Leden vragen naar de cao-onderhandelingen voor de Bouw en Infra. Hoe werken die onderhandelingen precies? Welke afspraken worden er gemaakt? En welke invloed hebben leden op deze onderhandelingen? Hier lees je hoe het zit.
De cao Bouw en Infra is een sectorcao die afgesproken wordt tussen vakbonden en werkgeversorganisaties. In de cao (collectieve arbeidsovereenkomst) zijn afspraken gemaakt over arbeidsvoorwaarden en -omstandigheden. Bijvoorbeeld over je loon, werktijden, toeslagen, vakantie, scholing en pensioen. Een cao geldt meestal voor een jaar, soms langer of korter. Voordat deze is afgelopen, start (opnieuw) een cao-traject.
Werkgevers en vakbonden bereiden zich voor op de onderhandelingen. Bij de FNV doet de onderhandelaar dit samen met de cao-commissie. De cao-commissie bestaat uit actieve leden, die werken in de Bouw en Infra. Tijdens het hele cao-traject zijn ze actief betrokken. We vragen onze leden (en niet-leden) wat zij belangrijk vinden voor de nieuwe cao. Hiervoor gaan we in gesprek met onze leden en zetten we een vragenlijst uit.
Onze voorstellen voor de nieuwe cao baseren we op de informatie van onze achterban die we verzameld hebben, in overleg met onze cao-commissie én op basis van de arbeidvoorwaardenagenda. In de arbeidsvoorwaardenagenda staan de wensen die de FNV graag op elke cao-tafel terugziet en deze wordt door het FNV-Ledenparlement vastgesteld.
Vertegenwoordigers van werkgevers en vakbonden komen samen om te onderhandelen over de cao. Dit begint altijd met het uitwisselen van de voorstellen en het geven van een toelichting daarop. Tijdens de onderhandelingen wordt gezocht naar uitkomsten waar beide partijen het mee eens zijn. Onderhandelen is geven en nemen. Beide partijen leveren iets in.
De onderhandelingen bestaan gewoonlijk uit meerdere rondes.
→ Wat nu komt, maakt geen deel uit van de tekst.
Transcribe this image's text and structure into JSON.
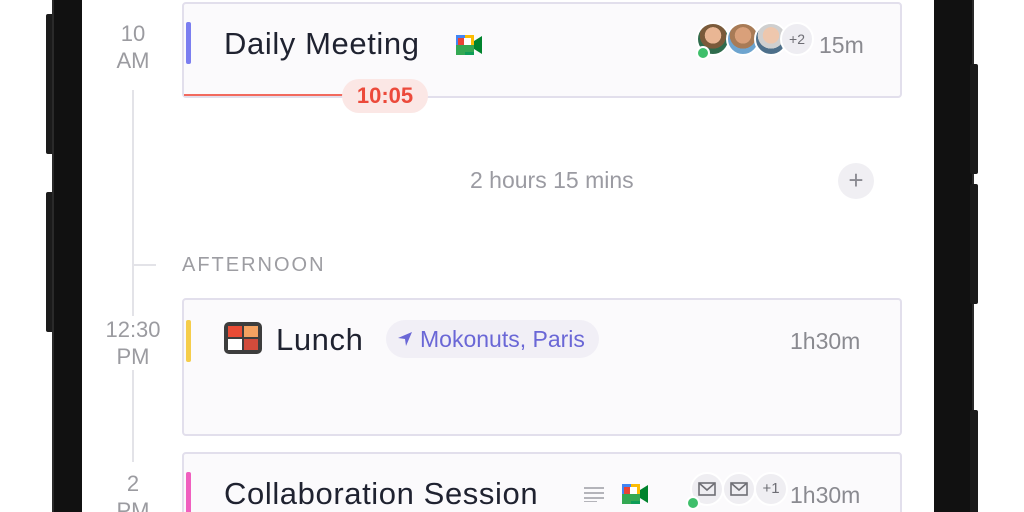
{
  "now": {
    "time": "10:05"
  },
  "times": {
    "t10": {
      "hour": "10",
      "period": "AM"
    },
    "t1230": {
      "hour": "12:30",
      "period": "PM"
    },
    "t2": {
      "hour": "2",
      "period": "PM"
    }
  },
  "events": {
    "daily": {
      "title": "Daily Meeting",
      "duration": "15m",
      "extra_attendees": "+2",
      "accent_color": "#7b7ef0"
    },
    "lunch": {
      "title": "Lunch",
      "location": "Mokonuts, Paris",
      "duration": "1h30m",
      "accent_color": "#f5cd4b"
    },
    "collab": {
      "title": "Collaboration Session",
      "duration": "1h30m",
      "extra_attendees": "+1",
      "accent_color": "#f05fbf"
    }
  },
  "gap": {
    "label": "2 hours 15 mins",
    "add_icon": "plus-icon"
  },
  "sections": {
    "afternoon": "AFTERNOON"
  },
  "colors": {
    "now_indicator": "#ec4a3b",
    "location_text": "#6a67d6",
    "card_border": "#e2dfec"
  }
}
Bij de bouw en infra staan meestal 5 rondes gepland.
Aan het einde van de onderhandelingen zijn er een aantal mogelijkheden. Deze bespreekt de cao-onderhandelaar altijd met de cao-commissie. Zij geven een stemadvies aan onze achterban, de FNV-leden. De mogelijkheden zijn, we bereiken:
Er worden goede afspraken gemaakt die dichtbij de eisen/wensen van de vakbonden komen. Het principeakkoord wordt positief voorgelegd aan onze leden. Zij mogen voor of tegen het principeakkoord stemmen.
Er wordt een resultaat bereikt dat niet voldoet aan onze eisen, maar te goed is om direct door ons 'nee' tegen te zeggen. Dit wordt meestal neutraal voorgelegd aan onze leden. Zij hebben dan echt de laatste stem en mogen voor of tegen het onderhandelingsresultaat stemmen.
Als er geen overeenstemming wordt bereikt, zijn er verschillende scenario's mogelijk:
-Er worden meer onderhandelingsrondes gepland, zo is er meer tijd en ruimte om er uit te komen.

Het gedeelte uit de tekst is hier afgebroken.